Jesse put Shadow in the back of the van and grabbed a bag of supplies we’d prepared earlier. He dragged out his new gardening wagon, threw the bag in it, and hurried back to Henry Remus’s body.

I led Lizzy around the van, to the side where we would be hidden from the street. As I helped her into a set of old sweats that I keep in the White Whale, I kept an eye on the pathway through the van’s windows. When Lizzy was dressed, she clutched my left arm and we stood guard together, leaning against the van and gazing across the street to where the path connected to the road. A few cars rolled past us on their way home from the Observatory, but no one went near the path to the little picnic area. Maybe five minutes later Jesse was back, walking briskly with Henry Remus’s corpse in the big garden wagon behind him. I held up a hand for him to stop, and then peered right and left, up and down, the road. No one in sight. I waved him on. He climbed into the van and stashed the body in the built-in freezer compartment in the very back. “Did you use the whole bag of dirt?” I asked Jesse, worried. If it hadn’t been for my knee, I’d have gone back and made sure the crime scene was covered up to my satisfaction.
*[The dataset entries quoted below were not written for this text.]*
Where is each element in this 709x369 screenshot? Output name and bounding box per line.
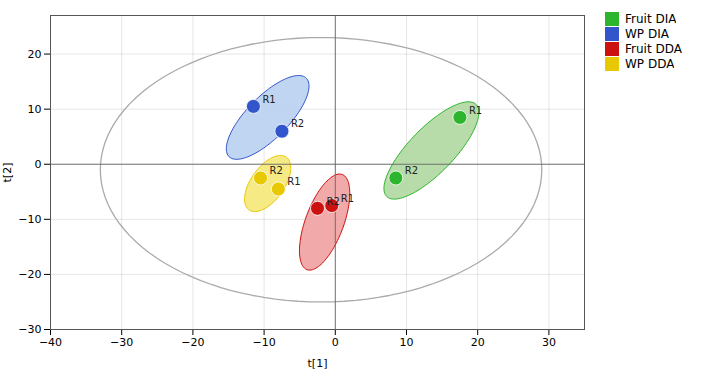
svg-text:t[1]: t[1] [308,357,328,369]
svg-text:20: 20 [471,336,485,349]
svg-text:R1: R1 [287,176,300,187]
svg-text:t[2]: t[2] [1,163,14,183]
svg-text:0: 0 [35,158,42,171]
svg-text:−10: −10 [18,213,41,226]
svg-text:10: 10 [400,336,414,349]
svg-text:−30: −30 [18,323,41,336]
html-text:WP DDA: WP DDA [625,57,675,71]
html-text:Fruit DDA: Fruit DDA [625,42,682,56]
svg-text:30: 30 [542,336,556,349]
html-text:WP DIA: WP DIA [625,27,669,41]
svg-text:R1: R1 [469,105,482,116]
svg-text:−20: −20 [181,336,204,349]
svg-text:−40: −40 [39,336,62,349]
svg-text:10: 10 [28,103,42,116]
svg-text:20: 20 [28,48,42,61]
svg-text:−20: −20 [18,268,41,281]
svg-text:0: 0 [332,336,339,349]
html-text:Fruit DIA: Fruit DIA [625,12,677,26]
svg-text:R1: R1 [262,94,275,105]
svg-text:R2: R2 [270,165,283,176]
svg-text:R2: R2 [405,165,418,176]
svg-text:R2: R2 [327,196,340,207]
svg-text:R1: R1 [341,193,354,204]
svg-text:−10: −10 [252,336,275,349]
svg-text:R2: R2 [291,118,304,129]
svg-text:−30: −30 [110,336,133,349]
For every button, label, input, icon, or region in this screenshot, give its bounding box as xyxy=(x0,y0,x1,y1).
“Yes,” he said shortly. “And I dumped out some water and ketchup and left the empty ketchup bottle. It’ll look like picnic leftovers.”

We got Lizzy settled just behind the passenger door, and Shadow moved over to hug the opposite wall of the van in response, as if she understood that Lizzy needed space. There was just enough room to squeeze the gardening wagon in sideways between them. As we pulled away from the park, I called Will on my cell phone. “It’s done,” I told him. “We’re on the move.”

After Will, I called Dashiell and gave him the same update. Then I dialed Noah, since Jesse was driving. He was just returning from a run. “Yeah, I got it,” he said breathlessly. “Do you have any idea how hard it is to get authentic shit like that on a moment’s notice?”